Он не понял ничего: оперативники были скупы на слова.
На траве лежал мокрый красный клетчатый чемодан.
На траве лежали связки из обрезков дюймовых водопроводных труб.
И то, что было не так давно человеком, тоже лежало на траве.
А то, что давно уже перестало быть человеком, стояло на сухой болотной кочке и пыталось сообразить, все ли оно сделало правильно.
Оно умело соображать…
В предчувствия можно верить и можно не верить, но никуда от них не денешься. Бывает так иногда: что-нибудь случится, и человек думает: «Знал ведь я, куда оно повернется, догадывался». Кажется, это называется вероятностным прогнозированием. Мозг оценивает наличную информацию и делает соответствующий вывод. Сознание при этом за всем процессом не успевает, ему достается только конечный результат. И человек говорит: «А знаете ли, я ведь это предчувствовал». Кое-кто называет это интуицией, кое-кто относит к таинственным явлениям человеческой психики, но, как бы там ни обстояло с терминологией, о наличии самого явления спорить не приходится: каждый с ним сталкивался.

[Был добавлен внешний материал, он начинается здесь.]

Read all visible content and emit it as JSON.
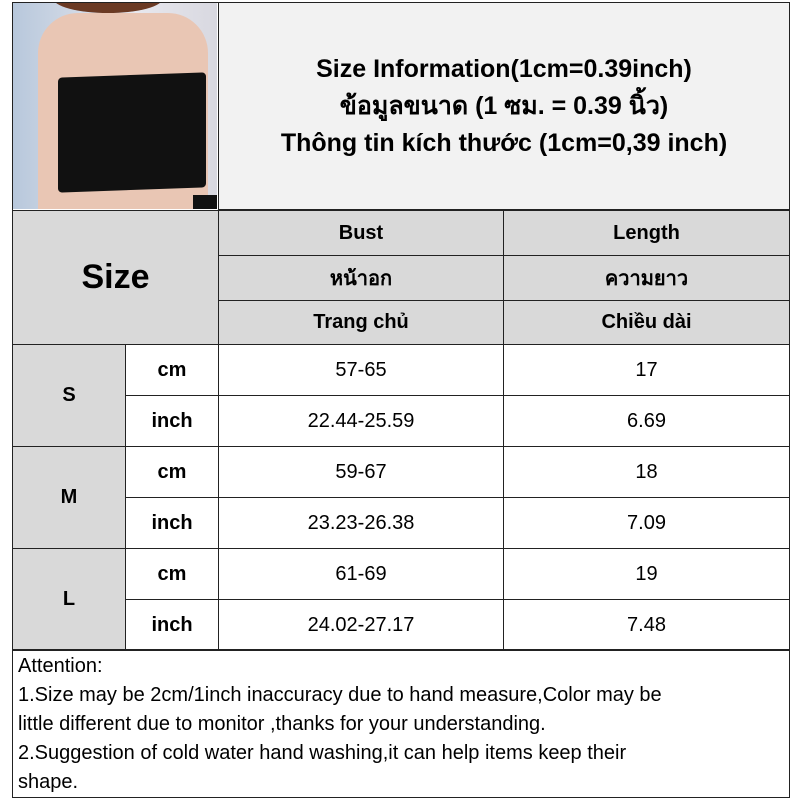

О том, что Мямлин убит, Кириллов и Востриков подозревали еще в те дни, когда следствие только начиналось. Они, правда, не говорили об этом вслух, меньше всего им хотелось выступать в роли оракулов или ясновидящих и щеголять друг перед другом своей проницательностью. Профессиональная проницательность, как правило, должна базироваться на точных фактах. А таковых в то время не было. Их, впрочем, не имелось и в ту минуту, когда слово «убит» было наконец произнесено. Это произошло, когда Миша однажды явился в гостиницу к Кириллову и хмуро сказал: «Проверил все: не мог он уехать, разве только пешком ушел». – «Глупо пешком-то», – возразил Кириллов. «Да уж куда глупее», – кивнул Миша. «Что же выходит?» – спросил Кириллов. «Искать надо», – сказал Миша.
Искать труп… В Нылке сотни домов, сотни дворов с погребами и надворными постройками. Нылка окружена лесами и болотами. Где искать? Да и может, все-таки жив Мямлин, может, эти ни на чем в общем-то не основанные домыслы, если отбросить предчувствия, – просто плод разыгравшегося воображения? Кириллов представил себе поисковиков, бродящих по дворам со щупами в руках, стайки детей, которые неизбежно будут сопровождать каждый их шаг, косые взгляды нылкинцев. Он представил себе все это и сказал: «Начнем с окрестностей, а с поселком подождем, может, что-нибудь еще прояснится».
Однако к тому дню, когда труп был обнаружен, почти ничего не прояснилось. Прояснения стали намечаться после экспертизы. Мямлин был убит выстрелом в затылок. Тело его было притоплено в неглубоком болотце, мимо которого проходила дорога на Мызу, примерно в полутора километрах от сушильного завода. Поблизости был найден и чемодан. Грузом служили связки из обрезков водопроводных труб. Кириллова поразила аккуратность, с которой были сделаны эти связки, чем-то напоминающие фашины. Каждая была перетянута тремя полосками из проволоки, намотанной ровными плотными рядами. Прямо-таки патологическая аккуратность. И Кириллов сразу вспомнил Андрея Силыча, вспомнил, как он постукивал по корешкам книг, но тут же отогнал эту мысль: уж очень дикой она показалась ему тогда.
Выдвинутая когда-то Мишей Востриковым версия о готовящемся ограблении кассы сушильного завода отпала – ключей от сейфа в карманах Мямлина не оказалось. Однако факт их пропажи по-прежнему оставался необъясненным.
В чемодане Мямлина среди рубашек, галстуков и прочих носильных вещей лежала размокшая рукопись, начинавшаяся словами: «Когда-то сотни тысяч лет назад вся территория нашего края была покрыта ледниками». В рукописи было сто двадцать две страницы.